El 15/4/25 a las 14:52, Eric Blake escribió:
I'm not sure the exact process Debian uses to do downstream builds, but my guess is that it involves a downstream git repository for their patches to be applied on top of the upstream tarball - and it is the very act of applying those patches from git which can alter the mtime of $PACKAGE.texi, which in turn changes the date that build-aux/mdate-sh installs into version.texi, which then breaks reproducible builds.
Debian uses the original tarball plus a series of patches in quilt format (from another small tarball containing only debian/* files), which are applied in a given order before the build. So the procedure is not exactly how you describe, but the mechanism by which reproducibility may be lost is very similar.
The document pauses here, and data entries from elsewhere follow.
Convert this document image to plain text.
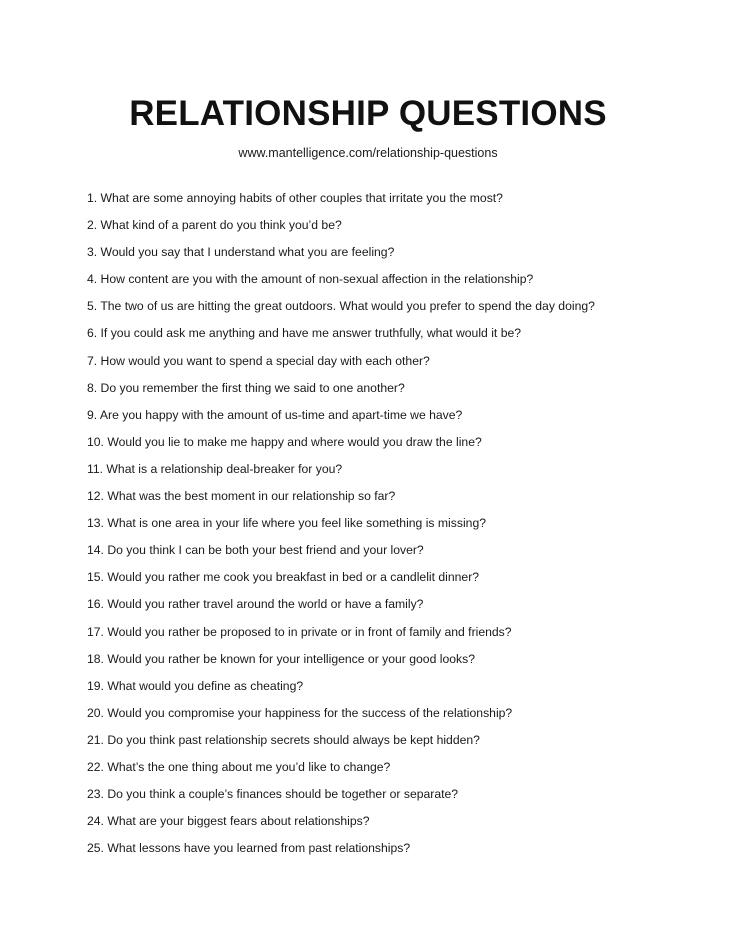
RELATIONSHIP QUESTIONS
www.mantelligence.com/relationship-questions
1. What are some annoying habits of other couples that irritate you the most?
2. What kind of a parent do you think you’d be?
3. Would you say that I understand what you are feeling?
4. How content are you with the amount of non-sexual affection in the relationship?
5. The two of us are hitting the great outdoors. What would you prefer to spend the day doing?
6. If you could ask me anything and have me answer truthfully, what would it be?
7. How would you want to spend a special day with each other?
8. Do you remember the first thing we said to one another?
9. Are you happy with the amount of us-time and apart-time we have?
10. Would you lie to make me happy and where would you draw the line?
11. What is a relationship deal-breaker for you?
12. What was the best moment in our relationship so far?
13. What is one area in your life where you feel like something is missing?
14. Do you think I can be both your best friend and your lover?
15. Would you rather me cook you breakfast in bed or a candlelit dinner?
16. Would you rather travel around the world or have a family?
17. Would you rather be proposed to in private or in front of family and friends?
18. Would you rather be known for your intelligence or your good looks?
19. What would you define as cheating?
20. Would you compromise your happiness for the success of the relationship?
21. Do you think past relationship secrets should always be kept hidden?
22. What’s the one thing about me you’d like to change?
23. Do you think a couple’s finances should be together or separate?
24. What are your biggest fears about relationships?
25. What lessons have you learned from past relationships?
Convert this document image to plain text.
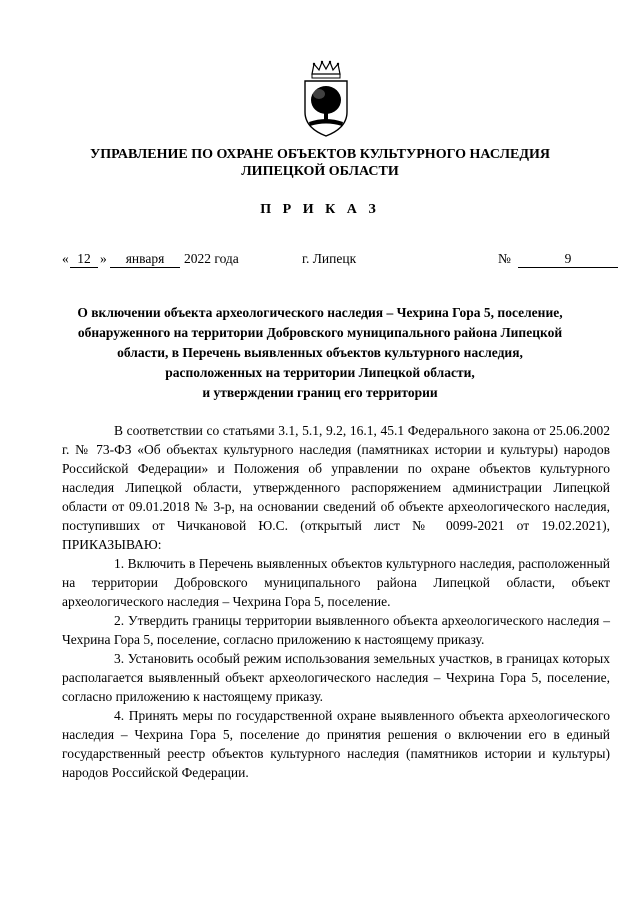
УПРАВЛЕНИЕ ПО ОХРАНЕ ОБЪЕКТОВ КУЛЬТУРНОГО НАСЛЕДИЯ
ЛИПЕЦКОЙ ОБЛАСТИ
П Р И К А З
« 12 »	января	2022 года	г. Липецк	№	9
О включении объекта археологического наследия – Чехрина Гора 5, поселение,
обнаруженного на территории Добровского муниципального района Липецкой
области, в Перечень выявленных объектов культурного наследия,
расположенных на территории Липецкой области,
и утверждении границ его территории

В соответствии со статьями 3.1, 5.1, 9.2, 16.1, 45.1 Федерального закона от 25.06.2002 г. № 73-ФЗ «Об объектах культурного наследия (памятниках истории и культуры) народов Российской Федерации» и Положения об управлении по охране объектов культурного наследия Липецкой области, утвержденного распоряжением администрации Липецкой области от 09.01.2018 № 3-р, на основании сведений об объекте археологического наследия, поступивших от Чичкановой Ю.С. (открытый лист № 0099-2021 от 19.02.2021), ПРИКАЗЫВАЮ:

1. Включить в Перечень выявленных объектов культурного наследия, расположенный на территории Добровского муниципального района Липецкой области, объект археологического наследия – Чехрина Гора 5, поселение.

2. Утвердить границы территории выявленного объекта археологического наследия – Чехрина Гора 5, поселение, согласно приложению к настоящему приказу.

3. Установить особый режим использования земельных участков, в границах которых располагается выявленный объект археологического наследия – Чехрина Гора 5, поселение, согласно приложению к настоящему приказу.

4. Принять меры по государственной охране выявленного объекта археологического наследия – Чехрина Гора 5, поселение до принятия решения о включении его в единый государственный реестр объектов культурного наследия (памятников истории и культуры) народов Российской Федерации.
And on that front, I could argue that anyone not building directly from the tarball, and who therefore triggers a different timestamp as part of their downstream process, should be fixing their downstream process to address reproducibility, rather than patching upstream to rip out dates just to make downstream's life easier.
Maybe a different timestamp is a change too small to regenerate the date which is used in the manual as the date in which the manual is published. Ideally, the date would be chosen and stored in a static file as part of your upstream release process, i.e. when you are about to release m4-1.4.20, and we should not change such file unless we really meant a different time. (Is this the same as "maintainer mode" or maybe those two things could be independent?) Thanks.